18
Numataka, de pie ante un enorme ventanal de su rascacielos de Tokio, dio una larga calada a su puro y sonrió para sí. Apenas podía dar crédito a su buena suerte. Había vuelto a hablar con el norteamericano, y si todo marchaba de acuerdo con lo previsto, Ensei Tankado ya habría sido eliminado, y le habían confiscado su copia de la clave de acceso.
Era irónico, pensó Numataka, que fuera él quien acabara en posesión de la clave de acceso de Ensei Tankado. Tokugen Numataka había conocido a Tankado muchos años antes. El joven programador había acudido a Numatech Corp., recién salido de la universidad, en busca de empleo. Numataka le había rechazado. No cabía duda de que Tankado era brillante, pero en aquel tiempo existían otras consideraciones. Si bien Japón estaba cambiando, Numataka se había educado en la vieja escuela. Vivía según el código del menboko: honor y apariencia. La imperfección no se toleraba. Si contrataba a un lisiado, avergonzaría a su empresa. Había tirado el curriculum de Tankado sin ni siquiera echarle un vistazo.
Volvió a consultar su reloj. El norteamericano, Dakota del Norte, ya tendría que haber llamado. Numataka sintió una punzada de nerviosismo. Confió en que nada se hubiera torcido.

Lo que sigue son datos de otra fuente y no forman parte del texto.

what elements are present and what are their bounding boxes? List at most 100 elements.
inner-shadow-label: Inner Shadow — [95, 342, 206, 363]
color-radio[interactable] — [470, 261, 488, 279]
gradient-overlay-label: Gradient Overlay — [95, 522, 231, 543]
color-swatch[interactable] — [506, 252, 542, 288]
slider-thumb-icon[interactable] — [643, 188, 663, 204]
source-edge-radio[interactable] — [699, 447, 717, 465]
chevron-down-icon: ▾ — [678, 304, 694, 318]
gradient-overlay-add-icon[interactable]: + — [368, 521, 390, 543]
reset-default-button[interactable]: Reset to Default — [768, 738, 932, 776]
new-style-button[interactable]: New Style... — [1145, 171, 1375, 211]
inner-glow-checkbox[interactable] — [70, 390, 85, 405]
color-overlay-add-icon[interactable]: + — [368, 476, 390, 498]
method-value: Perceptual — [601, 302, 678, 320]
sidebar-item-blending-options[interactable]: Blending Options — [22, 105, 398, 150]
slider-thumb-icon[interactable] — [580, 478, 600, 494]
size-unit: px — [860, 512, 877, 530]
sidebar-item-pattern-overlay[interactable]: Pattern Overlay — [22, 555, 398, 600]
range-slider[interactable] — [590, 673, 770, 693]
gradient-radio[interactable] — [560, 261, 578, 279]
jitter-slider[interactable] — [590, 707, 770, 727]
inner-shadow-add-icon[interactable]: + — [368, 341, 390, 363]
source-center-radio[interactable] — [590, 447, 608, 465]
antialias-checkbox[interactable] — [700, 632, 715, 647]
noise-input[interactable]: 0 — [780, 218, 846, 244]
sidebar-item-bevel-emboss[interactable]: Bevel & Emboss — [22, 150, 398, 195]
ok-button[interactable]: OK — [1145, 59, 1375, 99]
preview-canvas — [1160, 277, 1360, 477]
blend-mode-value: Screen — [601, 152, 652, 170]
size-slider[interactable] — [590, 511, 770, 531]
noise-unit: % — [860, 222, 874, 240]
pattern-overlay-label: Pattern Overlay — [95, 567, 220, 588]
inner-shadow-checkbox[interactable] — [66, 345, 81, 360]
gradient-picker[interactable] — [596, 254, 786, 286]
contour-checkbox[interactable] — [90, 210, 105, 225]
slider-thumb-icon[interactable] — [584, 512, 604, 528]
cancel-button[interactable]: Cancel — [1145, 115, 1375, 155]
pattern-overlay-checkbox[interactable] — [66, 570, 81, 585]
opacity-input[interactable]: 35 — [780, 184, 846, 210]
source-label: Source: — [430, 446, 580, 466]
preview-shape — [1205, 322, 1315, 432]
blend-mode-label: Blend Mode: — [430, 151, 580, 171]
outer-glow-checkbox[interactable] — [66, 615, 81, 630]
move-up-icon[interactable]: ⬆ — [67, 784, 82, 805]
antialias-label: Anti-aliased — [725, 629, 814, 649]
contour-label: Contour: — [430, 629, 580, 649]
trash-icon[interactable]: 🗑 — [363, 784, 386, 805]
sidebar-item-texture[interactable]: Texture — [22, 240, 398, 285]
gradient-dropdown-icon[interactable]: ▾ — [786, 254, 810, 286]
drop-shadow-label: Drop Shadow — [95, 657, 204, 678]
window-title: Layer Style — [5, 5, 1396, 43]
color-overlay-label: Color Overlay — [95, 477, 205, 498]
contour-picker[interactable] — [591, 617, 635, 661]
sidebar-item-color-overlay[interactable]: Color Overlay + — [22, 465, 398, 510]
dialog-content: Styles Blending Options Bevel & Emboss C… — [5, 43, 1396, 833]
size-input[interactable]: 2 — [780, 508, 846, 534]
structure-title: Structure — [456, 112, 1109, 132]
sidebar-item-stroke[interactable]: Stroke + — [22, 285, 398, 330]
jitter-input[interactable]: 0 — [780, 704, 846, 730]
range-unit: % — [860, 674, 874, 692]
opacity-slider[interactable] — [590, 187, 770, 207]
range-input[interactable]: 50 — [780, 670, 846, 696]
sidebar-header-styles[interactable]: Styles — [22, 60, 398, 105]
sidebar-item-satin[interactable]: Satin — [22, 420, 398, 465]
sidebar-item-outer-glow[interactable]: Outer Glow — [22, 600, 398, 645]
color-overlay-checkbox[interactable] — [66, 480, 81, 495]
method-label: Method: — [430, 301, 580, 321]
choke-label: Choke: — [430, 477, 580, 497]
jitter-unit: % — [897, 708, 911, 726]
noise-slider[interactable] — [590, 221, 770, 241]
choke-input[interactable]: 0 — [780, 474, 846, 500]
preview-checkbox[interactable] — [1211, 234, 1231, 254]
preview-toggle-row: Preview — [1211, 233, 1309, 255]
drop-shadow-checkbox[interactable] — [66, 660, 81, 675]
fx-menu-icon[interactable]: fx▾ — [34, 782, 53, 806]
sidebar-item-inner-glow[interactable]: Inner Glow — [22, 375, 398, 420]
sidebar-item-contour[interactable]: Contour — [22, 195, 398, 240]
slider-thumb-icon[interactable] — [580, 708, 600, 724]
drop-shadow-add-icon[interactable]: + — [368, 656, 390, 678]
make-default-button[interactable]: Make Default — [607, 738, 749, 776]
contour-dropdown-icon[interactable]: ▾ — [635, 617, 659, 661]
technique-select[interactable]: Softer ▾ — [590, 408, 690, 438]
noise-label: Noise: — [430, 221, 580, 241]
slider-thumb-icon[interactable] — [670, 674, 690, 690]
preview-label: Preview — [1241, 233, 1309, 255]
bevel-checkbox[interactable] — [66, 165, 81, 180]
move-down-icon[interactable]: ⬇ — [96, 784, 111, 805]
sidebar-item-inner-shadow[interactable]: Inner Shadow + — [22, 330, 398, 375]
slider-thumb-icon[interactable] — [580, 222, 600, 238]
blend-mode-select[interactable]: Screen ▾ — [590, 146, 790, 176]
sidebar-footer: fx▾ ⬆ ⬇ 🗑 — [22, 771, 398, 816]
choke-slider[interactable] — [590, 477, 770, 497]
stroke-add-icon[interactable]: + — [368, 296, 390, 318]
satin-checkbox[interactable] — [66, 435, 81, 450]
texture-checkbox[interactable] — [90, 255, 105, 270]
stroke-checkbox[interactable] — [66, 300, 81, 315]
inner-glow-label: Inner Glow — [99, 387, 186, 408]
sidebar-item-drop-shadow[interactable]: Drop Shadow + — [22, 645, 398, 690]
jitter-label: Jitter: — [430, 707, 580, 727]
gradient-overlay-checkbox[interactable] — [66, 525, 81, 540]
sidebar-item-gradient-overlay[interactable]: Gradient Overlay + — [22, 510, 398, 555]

Si las claves de acceso eran lo que le habían prometido, desencriptarían el software más deseado de la era informática, un algoritmo de encriptación digital invulnerable. Numataka grabaría el algoritmo en chips a prueba de falsificaciones y los distribuiría a fabricantes de computadores, gobiernos, industrias y, tal vez, a los mercados prohibidos…, el mercado negro del terrorismo mundial.
Numataka sonrió. Daba la impresión de que, como de costumbre, había recibido el favor de las sichigosan, las siete deidades de la buena suerte. Numatech Corp. estaba a punto de controlar la única copia de fortaleza digital existente. Veinte millones de dólares era mucho dinero, pero teniendo en cuenta el producto, era el robo del siglo.